The authors used satellite and other data to inventory parking spaces on-road and otherwise in 5 US cities of wildly varying size. In four of the five cities, there were more parking spaces than humans, and the the land value of those parking spaces ran into the billions of dollars in total and tens to hundreds of thousands per resident.Scharnhorst finds that there are more than 2 million parking spaces in Philadelphia, 1.85 million in New York, 1.6 million each in Seattle and Des Moines, and just over 100,000 in tiny Jackson, which has a population of about 10,000.

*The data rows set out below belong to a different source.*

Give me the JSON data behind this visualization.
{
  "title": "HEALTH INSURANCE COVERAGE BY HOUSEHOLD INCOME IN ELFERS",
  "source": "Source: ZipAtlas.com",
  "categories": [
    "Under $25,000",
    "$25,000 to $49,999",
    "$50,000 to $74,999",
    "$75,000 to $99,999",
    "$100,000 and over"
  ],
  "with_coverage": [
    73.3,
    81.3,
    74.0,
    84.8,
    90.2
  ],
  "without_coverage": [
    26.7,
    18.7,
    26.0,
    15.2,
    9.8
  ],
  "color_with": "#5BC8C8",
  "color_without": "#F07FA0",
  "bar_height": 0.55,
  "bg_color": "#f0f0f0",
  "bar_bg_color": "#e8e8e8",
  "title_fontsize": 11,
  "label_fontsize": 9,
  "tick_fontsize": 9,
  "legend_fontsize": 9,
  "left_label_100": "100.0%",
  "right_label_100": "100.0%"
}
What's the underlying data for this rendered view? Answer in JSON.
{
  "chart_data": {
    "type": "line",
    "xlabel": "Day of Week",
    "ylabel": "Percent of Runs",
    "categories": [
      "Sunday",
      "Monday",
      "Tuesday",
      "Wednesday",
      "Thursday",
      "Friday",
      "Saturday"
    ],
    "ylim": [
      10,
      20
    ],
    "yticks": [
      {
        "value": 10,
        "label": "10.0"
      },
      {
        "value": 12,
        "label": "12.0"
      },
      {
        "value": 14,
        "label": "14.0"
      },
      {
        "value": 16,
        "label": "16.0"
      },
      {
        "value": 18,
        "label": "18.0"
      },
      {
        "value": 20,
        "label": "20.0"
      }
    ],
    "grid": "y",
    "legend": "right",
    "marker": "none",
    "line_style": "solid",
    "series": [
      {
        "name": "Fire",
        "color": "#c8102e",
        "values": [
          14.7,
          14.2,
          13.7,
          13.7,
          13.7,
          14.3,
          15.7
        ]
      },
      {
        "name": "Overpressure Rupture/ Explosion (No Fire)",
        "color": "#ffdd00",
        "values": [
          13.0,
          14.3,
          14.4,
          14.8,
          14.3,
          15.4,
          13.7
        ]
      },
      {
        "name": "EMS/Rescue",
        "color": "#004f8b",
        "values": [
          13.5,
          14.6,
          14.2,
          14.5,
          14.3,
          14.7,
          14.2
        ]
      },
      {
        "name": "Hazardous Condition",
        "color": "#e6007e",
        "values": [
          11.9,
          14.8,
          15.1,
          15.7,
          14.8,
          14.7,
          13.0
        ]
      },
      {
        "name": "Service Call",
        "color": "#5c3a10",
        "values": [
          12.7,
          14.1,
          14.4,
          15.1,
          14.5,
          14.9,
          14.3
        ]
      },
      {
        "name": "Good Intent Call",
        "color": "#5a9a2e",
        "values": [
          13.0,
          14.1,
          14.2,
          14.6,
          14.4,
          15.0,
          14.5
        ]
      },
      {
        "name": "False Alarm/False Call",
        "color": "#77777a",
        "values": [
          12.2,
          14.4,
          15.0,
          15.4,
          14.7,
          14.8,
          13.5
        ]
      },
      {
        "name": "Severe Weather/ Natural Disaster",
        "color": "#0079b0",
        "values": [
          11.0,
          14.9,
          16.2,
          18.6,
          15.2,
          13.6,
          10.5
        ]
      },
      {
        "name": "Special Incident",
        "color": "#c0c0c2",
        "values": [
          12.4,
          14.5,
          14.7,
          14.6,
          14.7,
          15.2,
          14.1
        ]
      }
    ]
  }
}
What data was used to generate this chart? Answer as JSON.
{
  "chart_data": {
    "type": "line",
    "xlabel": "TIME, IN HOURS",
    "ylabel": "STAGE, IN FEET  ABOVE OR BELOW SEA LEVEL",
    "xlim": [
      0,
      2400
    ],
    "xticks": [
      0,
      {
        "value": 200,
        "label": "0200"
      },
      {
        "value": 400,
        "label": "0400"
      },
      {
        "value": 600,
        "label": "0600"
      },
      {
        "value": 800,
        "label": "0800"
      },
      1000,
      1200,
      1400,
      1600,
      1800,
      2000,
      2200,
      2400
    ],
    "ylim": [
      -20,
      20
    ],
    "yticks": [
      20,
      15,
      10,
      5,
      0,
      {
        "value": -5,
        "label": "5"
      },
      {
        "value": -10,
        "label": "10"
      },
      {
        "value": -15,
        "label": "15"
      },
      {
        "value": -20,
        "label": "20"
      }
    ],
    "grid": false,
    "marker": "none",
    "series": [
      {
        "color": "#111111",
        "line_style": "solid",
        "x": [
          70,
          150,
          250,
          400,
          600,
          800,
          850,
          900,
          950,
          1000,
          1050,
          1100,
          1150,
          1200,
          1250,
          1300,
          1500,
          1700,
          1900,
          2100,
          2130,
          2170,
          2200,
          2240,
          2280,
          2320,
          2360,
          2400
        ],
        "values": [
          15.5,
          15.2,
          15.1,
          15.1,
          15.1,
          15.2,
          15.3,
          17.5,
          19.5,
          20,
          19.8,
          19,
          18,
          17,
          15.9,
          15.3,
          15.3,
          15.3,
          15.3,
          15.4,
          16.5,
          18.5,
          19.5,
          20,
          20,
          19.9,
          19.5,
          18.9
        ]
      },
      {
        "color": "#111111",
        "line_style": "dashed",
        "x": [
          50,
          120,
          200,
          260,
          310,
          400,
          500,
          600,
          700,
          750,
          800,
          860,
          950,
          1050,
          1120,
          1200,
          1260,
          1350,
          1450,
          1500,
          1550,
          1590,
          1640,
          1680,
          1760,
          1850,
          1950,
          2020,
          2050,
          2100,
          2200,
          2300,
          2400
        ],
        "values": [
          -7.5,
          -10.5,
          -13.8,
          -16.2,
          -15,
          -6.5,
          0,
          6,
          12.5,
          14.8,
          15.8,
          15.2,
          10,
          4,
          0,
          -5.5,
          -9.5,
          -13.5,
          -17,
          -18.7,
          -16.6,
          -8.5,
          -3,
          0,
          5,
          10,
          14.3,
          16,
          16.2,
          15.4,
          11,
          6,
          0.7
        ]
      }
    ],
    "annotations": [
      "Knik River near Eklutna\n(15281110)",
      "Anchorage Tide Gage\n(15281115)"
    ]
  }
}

Parking takes up a huge amount of space: Jackson has more than 50 parking spaces per acre, 25 times its residential density of just two households per acre. Jackson has a whopping 27 parking spaces for each of its households.
Parking obviously isn't solely to blame for high rents or housing crises - New York is by far the least over-parked city on that list and still has some of the most expensive housing in the world, but Seattle's problems surely aren't helped by having $35 billion dollars of land locked up in providing 5 parking spaces per household.

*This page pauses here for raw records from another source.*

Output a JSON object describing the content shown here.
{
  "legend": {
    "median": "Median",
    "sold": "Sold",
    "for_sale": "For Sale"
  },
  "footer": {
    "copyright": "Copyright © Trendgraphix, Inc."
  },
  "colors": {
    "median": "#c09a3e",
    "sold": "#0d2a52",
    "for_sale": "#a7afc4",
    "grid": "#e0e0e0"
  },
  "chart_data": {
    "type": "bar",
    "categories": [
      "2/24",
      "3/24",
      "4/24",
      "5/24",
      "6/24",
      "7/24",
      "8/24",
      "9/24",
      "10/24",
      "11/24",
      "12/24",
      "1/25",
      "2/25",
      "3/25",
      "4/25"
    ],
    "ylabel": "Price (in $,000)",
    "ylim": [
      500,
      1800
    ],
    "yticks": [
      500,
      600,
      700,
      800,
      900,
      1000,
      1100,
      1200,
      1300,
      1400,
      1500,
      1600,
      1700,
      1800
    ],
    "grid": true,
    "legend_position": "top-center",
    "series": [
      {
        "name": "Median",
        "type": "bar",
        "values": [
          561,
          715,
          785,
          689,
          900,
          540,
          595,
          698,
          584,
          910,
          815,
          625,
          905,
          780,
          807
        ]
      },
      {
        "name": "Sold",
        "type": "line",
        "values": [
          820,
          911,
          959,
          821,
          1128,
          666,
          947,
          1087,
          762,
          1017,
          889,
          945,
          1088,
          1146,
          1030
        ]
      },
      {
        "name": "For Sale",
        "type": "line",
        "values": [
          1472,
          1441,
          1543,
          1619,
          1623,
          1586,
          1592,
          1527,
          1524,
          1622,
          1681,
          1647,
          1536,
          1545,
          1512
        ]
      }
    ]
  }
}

As mentioned here a lot of this absurdity is down to poorly designed zoning laws requiring developers to build a certain number of parking spaces regardless of whether it makes sense for them to do so. It acts as a subsidy on driving (in that parking is cheaper than it would be in an unregulated system) paid for by the lost economic activity or housing the land could've been used for, and it even hurts drivers by encouraging more people to drive and thus further congesting cities, raising commute times and air pollution.